Questo prodotto può entrare a far parte di altre preparazioni dolci adatte alla tavola delle Feste di Natale e non solo. Si può servire in aggiunta a una macedonia di frutta fresca; affogato nel caffè o nella cioccolata calda; come complemento scioglievole di un flan alla vaniglia o di un tortino caldo dal cuore morbido e così via.

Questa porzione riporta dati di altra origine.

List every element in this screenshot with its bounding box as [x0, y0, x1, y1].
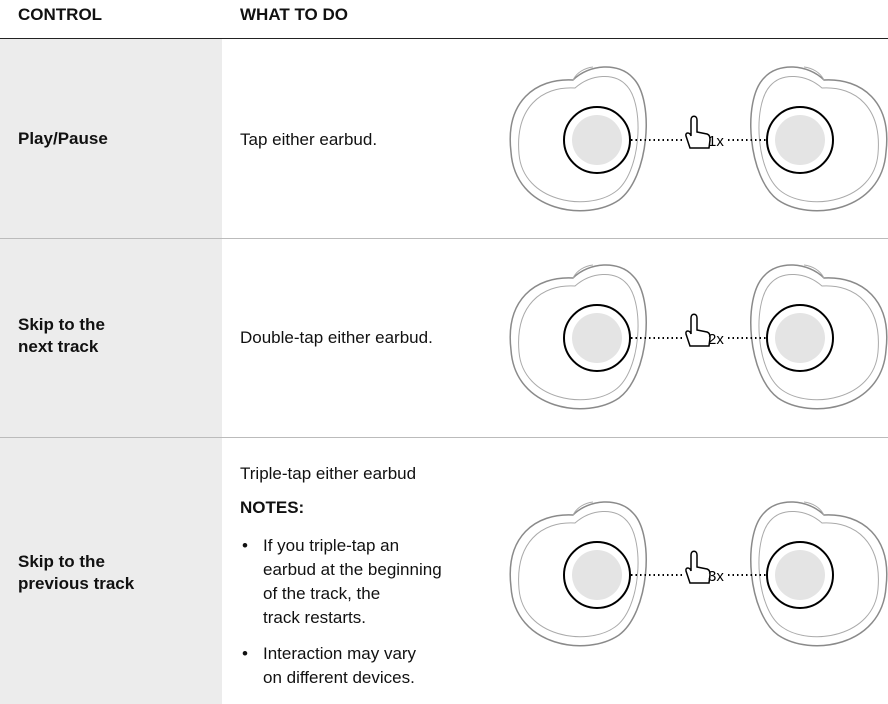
earbud-tip [803, 501, 825, 516]
earbud [509, 501, 647, 647]
earbud [750, 66, 888, 212]
note-line: earbud at the beginning [263, 560, 442, 579]
earbud-edge [758, 76, 879, 203]
control-label: next track [18, 337, 99, 356]
touch-area [775, 550, 825, 600]
earbud [509, 264, 647, 410]
tap-count: 2x [708, 331, 724, 348]
earbud-edge [518, 511, 639, 638]
tap-count: 3x [708, 568, 724, 585]
earbud-edge [518, 274, 639, 401]
touch-area [775, 313, 825, 363]
action-text: Tap either earbud. [240, 130, 378, 149]
control-label: previous track [18, 574, 135, 593]
bullet: • [242, 644, 248, 663]
earbud-edge [758, 274, 879, 401]
earbud [509, 66, 647, 212]
finger-icon [685, 115, 711, 149]
finger-icon [685, 550, 711, 584]
column-header: CONTROL [18, 5, 103, 24]
earbud-tip [572, 264, 594, 279]
touch-area [572, 550, 622, 600]
touch-area [572, 313, 622, 363]
earbud-tip [803, 264, 825, 279]
control-label: Skip to the [18, 315, 105, 334]
earbud-edge [518, 76, 639, 203]
note-line: of the track, the [263, 584, 381, 603]
touch-area [775, 115, 825, 165]
finger-icon [685, 313, 711, 347]
header-rule [0, 38, 888, 39]
earbud [750, 501, 888, 647]
notes-heading: NOTES: [240, 498, 305, 517]
control-column [0, 39, 222, 704]
note-line: track restarts. [263, 608, 366, 627]
action-text: Double-tap either earbud. [240, 328, 433, 347]
earbud [750, 264, 888, 410]
earbud-tip [803, 66, 825, 81]
note-line: If you triple-tap an [263, 536, 400, 555]
bullet: • [242, 536, 248, 555]
earbud-edge [758, 511, 879, 638]
touch-area [572, 115, 622, 165]
column-header: WHAT TO DO [240, 5, 348, 24]
earbud-tip [572, 501, 594, 516]
control-label: Skip to the [18, 552, 105, 571]
row-rule [0, 238, 888, 239]
earbud-tip [572, 66, 594, 81]
action-text: Triple-tap either earbud [240, 464, 417, 483]
note-line: Interaction may vary [263, 644, 417, 663]
control-label: Play/Pause [18, 129, 108, 148]
tap-count: 1x [708, 133, 724, 150]
note-line: on different devices. [263, 668, 415, 687]
row-rule [0, 437, 888, 438]
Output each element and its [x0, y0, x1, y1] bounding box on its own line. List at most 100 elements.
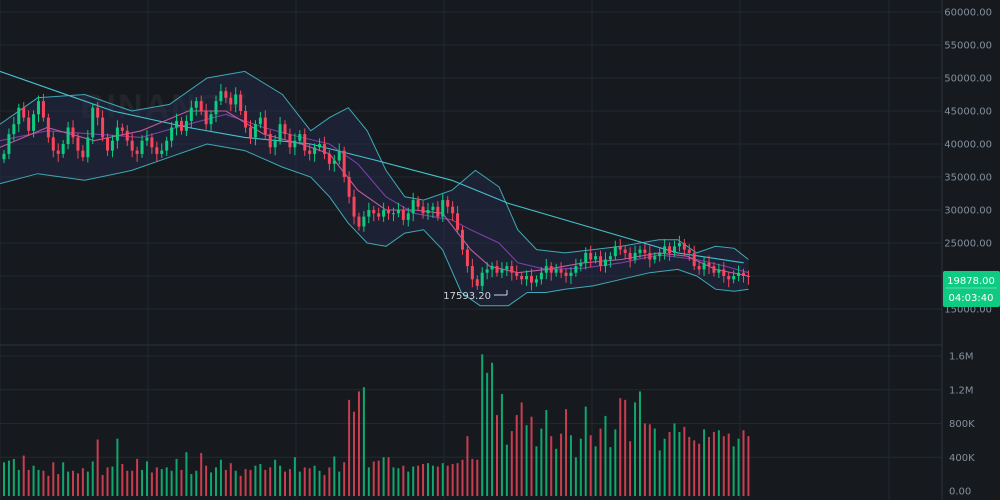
- candle-body[interactable]: [293, 140, 297, 148]
- candle-body[interactable]: [66, 127, 70, 145]
- candle-body[interactable]: [618, 246, 622, 250]
- volume-bar[interactable]: [727, 433, 730, 496]
- volume-bar[interactable]: [160, 469, 163, 496]
- candle-body[interactable]: [396, 210, 400, 214]
- candle-body[interactable]: [549, 266, 553, 273]
- volume-bar[interactable]: [91, 461, 94, 496]
- volume-bar[interactable]: [205, 465, 208, 496]
- volume-bar[interactable]: [284, 471, 287, 496]
- volume-bar[interactable]: [594, 446, 597, 496]
- volume-bar[interactable]: [111, 466, 114, 496]
- volume-bar[interactable]: [540, 428, 543, 496]
- candle-body[interactable]: [194, 101, 198, 108]
- candle-body[interactable]: [456, 213, 460, 230]
- candle-body[interactable]: [510, 266, 514, 273]
- volume-bar[interactable]: [293, 457, 296, 496]
- volume-bar[interactable]: [170, 470, 173, 496]
- volume-bar[interactable]: [491, 362, 494, 496]
- candle-body[interactable]: [199, 101, 203, 111]
- candle-body[interactable]: [120, 127, 124, 131]
- volume-bar[interactable]: [446, 465, 449, 496]
- volume-bar[interactable]: [604, 415, 607, 496]
- volume-bar[interactable]: [466, 436, 469, 496]
- candle-body[interactable]: [451, 206, 455, 214]
- candle-body[interactable]: [495, 266, 499, 273]
- candle-body[interactable]: [56, 150, 60, 154]
- candle-body[interactable]: [525, 276, 529, 280]
- volume-bar[interactable]: [195, 470, 198, 496]
- candle-body[interactable]: [342, 150, 346, 177]
- candle-body[interactable]: [179, 120, 183, 131]
- volume-bar[interactable]: [180, 469, 183, 496]
- candle-body[interactable]: [101, 117, 105, 138]
- volume-bar[interactable]: [17, 469, 20, 496]
- candle-body[interactable]: [367, 210, 371, 217]
- candle-body[interactable]: [244, 111, 248, 128]
- volume-bar[interactable]: [431, 465, 434, 496]
- volume-bar[interactable]: [624, 399, 627, 496]
- volume-bar[interactable]: [249, 469, 252, 496]
- volume-bar[interactable]: [62, 462, 65, 496]
- candle-body[interactable]: [599, 256, 603, 267]
- volume-bar[interactable]: [732, 446, 735, 496]
- volume-bar[interactable]: [101, 474, 104, 496]
- candle-body[interactable]: [209, 114, 213, 125]
- candle-body[interactable]: [530, 276, 534, 283]
- candle-body[interactable]: [584, 252, 588, 263]
- volume-bar[interactable]: [638, 391, 641, 496]
- candle-body[interactable]: [130, 140, 134, 151]
- volume-bar[interactable]: [663, 438, 666, 496]
- volume-bar[interactable]: [579, 438, 582, 496]
- volume-bar[interactable]: [387, 457, 390, 496]
- volume-bar[interactable]: [668, 431, 671, 496]
- candle-body[interactable]: [737, 272, 741, 276]
- candle-body[interactable]: [234, 94, 238, 105]
- candle-body[interactable]: [160, 150, 164, 154]
- volume-bar[interactable]: [165, 467, 168, 496]
- candle-body[interactable]: [46, 117, 50, 138]
- candle-body[interactable]: [357, 216, 361, 227]
- candle-body[interactable]: [446, 200, 450, 207]
- volume-bar[interactable]: [515, 415, 518, 496]
- candle-body[interactable]: [249, 127, 252, 138]
- volume-bar[interactable]: [520, 402, 523, 496]
- candle-body[interactable]: [17, 107, 21, 125]
- candle-body[interactable]: [258, 117, 262, 125]
- volume-bar[interactable]: [308, 468, 311, 496]
- candle-body[interactable]: [81, 150, 85, 158]
- volume-bar[interactable]: [471, 458, 474, 496]
- volume-bar[interactable]: [510, 431, 513, 496]
- volume-bar[interactable]: [599, 428, 602, 496]
- candle-body[interactable]: [643, 249, 647, 253]
- volume-bar[interactable]: [27, 469, 30, 496]
- candle-body[interactable]: [623, 249, 627, 253]
- candle-body[interactable]: [520, 276, 524, 280]
- candle-body[interactable]: [362, 216, 366, 227]
- volume-bar[interactable]: [530, 416, 533, 496]
- candle-body[interactable]: [668, 246, 672, 253]
- volume-bar[interactable]: [47, 475, 50, 496]
- volume-bar[interactable]: [441, 463, 444, 496]
- candle-body[interactable]: [263, 117, 267, 135]
- candle-body[interactable]: [135, 150, 139, 154]
- volume-bar[interactable]: [392, 467, 395, 496]
- volume-bar[interactable]: [219, 459, 222, 496]
- candle-body[interactable]: [391, 213, 395, 215]
- volume-bar[interactable]: [678, 431, 681, 496]
- candle-body[interactable]: [682, 243, 686, 250]
- volume-bar[interactable]: [367, 467, 370, 496]
- candle-body[interactable]: [436, 206, 440, 217]
- candle-body[interactable]: [677, 243, 681, 247]
- volume-bar[interactable]: [57, 474, 60, 496]
- volume-bar[interactable]: [643, 423, 646, 497]
- volume-bar[interactable]: [106, 467, 109, 496]
- volume-bar[interactable]: [234, 470, 237, 496]
- candle-body[interactable]: [697, 266, 701, 270]
- candle-body[interactable]: [327, 153, 331, 164]
- candle-body[interactable]: [470, 266, 474, 280]
- volume-bar[interactable]: [451, 464, 454, 496]
- candles[interactable]: [2, 83, 750, 292]
- candle-body[interactable]: [727, 276, 731, 280]
- candle-body[interactable]: [480, 272, 484, 286]
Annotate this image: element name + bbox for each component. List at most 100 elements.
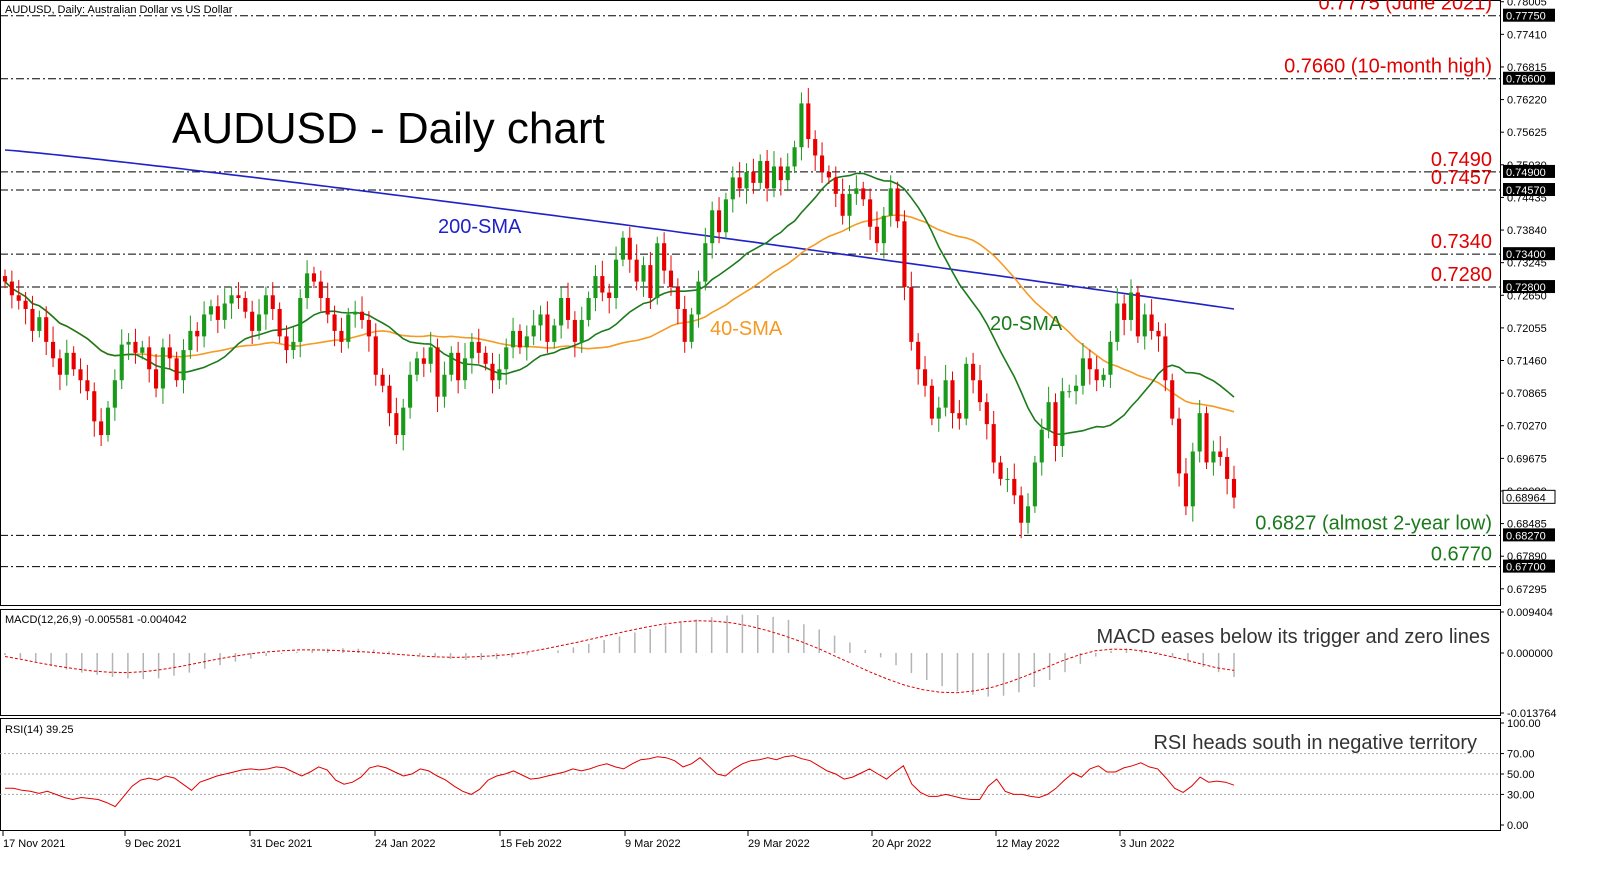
candle-body — [1197, 413, 1202, 452]
candle-body — [284, 336, 289, 351]
price-tick-label: 0.69675 — [1507, 453, 1547, 465]
price-tick-label: 0.75625 — [1507, 127, 1547, 139]
candle-body — [1039, 429, 1044, 463]
sma40-label: 40-SMA — [710, 318, 783, 340]
candle-body — [737, 177, 742, 189]
candle-body — [373, 336, 378, 375]
candle-body — [662, 243, 667, 271]
candle-body — [861, 188, 866, 200]
candle-body — [648, 265, 653, 299]
candle-body — [1067, 391, 1072, 393]
time-axis: 17 Nov 2021 9 Dec 2021 31 Dec 2021 24 Jan 2… — [2, 831, 1174, 850]
candle-body — [929, 385, 934, 419]
candle-body — [655, 243, 660, 299]
candle-body — [751, 171, 756, 183]
candle-body — [133, 341, 138, 353]
level-tag-text: 0.74570 — [1506, 185, 1546, 197]
candle-body — [2, 276, 8, 282]
candle-body — [256, 314, 262, 331]
candle-body — [305, 273, 310, 299]
candle-body — [730, 177, 735, 200]
candle-body — [92, 391, 97, 422]
candle-body — [57, 358, 62, 375]
price-tick-label: 0.72055 — [1507, 323, 1547, 335]
candle-body — [559, 298, 564, 326]
candle-body — [140, 347, 145, 353]
time-tick-label: 15 Feb 2022 — [500, 838, 562, 850]
candle-body — [71, 352, 76, 370]
candle-body — [868, 199, 873, 227]
candle-body — [806, 103, 811, 140]
candle-body — [881, 215, 886, 244]
candle-body — [758, 160, 763, 183]
level-label: 0.7457 — [1431, 167, 1492, 189]
candle-body — [64, 352, 69, 375]
candle-body — [1025, 506, 1031, 523]
candle-body — [895, 188, 900, 222]
candle-body — [9, 281, 14, 296]
candle-body — [696, 281, 701, 315]
candle-body — [394, 413, 399, 436]
candle-body — [202, 314, 207, 337]
level-tag-text: 0.74900 — [1506, 167, 1546, 179]
candle-body — [353, 311, 358, 315]
candle-body — [1019, 495, 1024, 523]
candle-body — [119, 344, 124, 381]
level-tag-text: 0.77750 — [1506, 11, 1546, 23]
candle-body — [511, 330, 516, 348]
level-lines: 0.7775 (June 2021) 0.77750 0.7660 (10-mont… — [0, 0, 1555, 574]
candle-body — [1032, 462, 1037, 507]
candle-body — [977, 380, 983, 403]
candle-body — [1074, 385, 1079, 392]
candle-body — [627, 237, 632, 260]
level-tag — [1503, 8, 1555, 22]
candle-body — [1156, 330, 1161, 337]
candle-body — [819, 155, 825, 172]
candle-body — [414, 358, 420, 375]
candlesticks — [2, 88, 1237, 539]
candle-body — [174, 358, 179, 381]
time-tick-label: 24 Jan 2022 — [375, 838, 436, 850]
candle-body — [1177, 418, 1182, 474]
time-tick-label: 12 May 2022 — [996, 838, 1060, 850]
current-price-label: 0.68964 — [1506, 492, 1546, 504]
candle-body — [37, 317, 42, 331]
rsi-plot: 100.00 70.00 50.00 30.00 0.00 — [0, 718, 1541, 832]
candle-body — [765, 160, 770, 189]
candle-body — [401, 407, 406, 436]
candle-body — [311, 273, 317, 282]
moving-averages — [4, 149, 1235, 436]
candle-body — [153, 369, 159, 389]
candle-body — [723, 199, 728, 233]
rsi-line — [5, 755, 1235, 808]
level-label: 0.7490 — [1431, 149, 1492, 171]
rsi-tick-label: 100.00 — [1507, 718, 1541, 730]
level-tag-text: 0.72800 — [1506, 282, 1546, 294]
candle-body — [668, 270, 674, 288]
candle-body — [909, 287, 914, 342]
candle-body — [147, 347, 152, 370]
candle-body — [1080, 358, 1086, 386]
level-tag — [1503, 559, 1555, 573]
rsi-tick-label: 0.00 — [1507, 820, 1528, 832]
candle-body — [222, 303, 227, 320]
candle-body — [298, 298, 303, 342]
level-label: 0.6827 (almost 2-year low) — [1255, 512, 1492, 534]
candle-body — [51, 341, 56, 359]
candle-body — [991, 424, 996, 463]
level-tag — [1503, 280, 1555, 294]
candle-body — [922, 369, 928, 386]
candle-body — [971, 363, 976, 381]
candle-body — [1190, 451, 1195, 507]
candle-body — [641, 265, 646, 282]
candle-body — [449, 352, 454, 375]
price-axis: 0.78005 0.77410 0.76815 0.76220 0.75625 0.750… — [1500, 0, 1556, 596]
price-tick-label: 0.77410 — [1507, 29, 1547, 41]
candle-body — [408, 374, 413, 408]
candle-body — [957, 413, 962, 419]
candle-body — [847, 193, 852, 216]
candle-body — [1122, 303, 1127, 320]
candle-body — [263, 295, 268, 315]
sma40-line — [4, 214, 1235, 413]
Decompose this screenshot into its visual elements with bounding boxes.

Di seguito ingredienti e procedimento della ricetta di Fabio Mecchina, chef di Soul Restaurant a Legnano (Mi).

 

LA RICETTA

 

Ingredienti per 10 persone

 

Per la terrina di mele:

4 mele fuji

4 mele Golden

270 g zucchero

80 ml succo di limone

80 ml Brandy

1 bacca di vaniglia

 

Per la granola:

50 g semi di zucca

40 g semi di lino

75 g semi di girasole

25 g miele

10 ml aceto

1 g noce moscata

2 g cannella

6 g zucchero a velo

 

Procedimento

 

Per la terrina di mele:

Realizzare il caramello versare l’acqua in un pentolino, aggiungere lo zucchero e far scaldare il tutto sul fuoco basso, mescolando continuamente, fino a ottenere uno sciroppo ambrato. Versarlo su fondo di una teglia da 20×30 cm e tenerlo da parte. Mescolare in una ciotola il succo di limone, il Brandy e i semini della bacca di vaniglia (o in alternativa un cucchiaino di estratto). Sbucciare le mele e affettarle sottilmente con una mandolina; intingere una fetta alla volta nella soluzione di limone e Brandy e inserirle ordinatamente nello stampo, realizzando più strati. Ricoprire il tutto con un foglio di carta forno e con un foglio di alluminio, sigillando lo stampo, e infornare in forno statico preriscaldato a 180° per 20 minuti. Estrarre dal forno, rimuovere la carta da forno e l’alluminio, capovolgere lo stampo su una teglia e cuocere per altri 10 minuti. Lasciare raffreddare prima a temperatura ambiente e poi in frigorifero, con un peso sopra lo stampo per rendere gli strati di mele più compatti. Solo a questo punto sformare.

 

Per la granola:

In una ciotola mescolare i semi misti, il miele e l’aceto; distribuire il tutto su una teglia foderata di carta forno e lasciare cuocere in forno statico preriscaldato a 10° per 15 minuti, mescolando il composto ogni 4-5 minuti per ottenere una tostatura uniforme. Poi lasciare raffreddare il tutto a temperatura ambiente e mescolare di nuovo per separare bene i semi, aggiungendo contestualmente anche la noce moscata, lo zucchero a velo e la cannella.

 

Composizione:

Porzionare la terrina di mele, ricoprirla con la granola di semi e completare con una quenelle di gelato.

 

Consigli in più:

La terrina può essere servita fredda o tiepida, appena ripassata in forno per creare un piacevole contrasto con il gelato.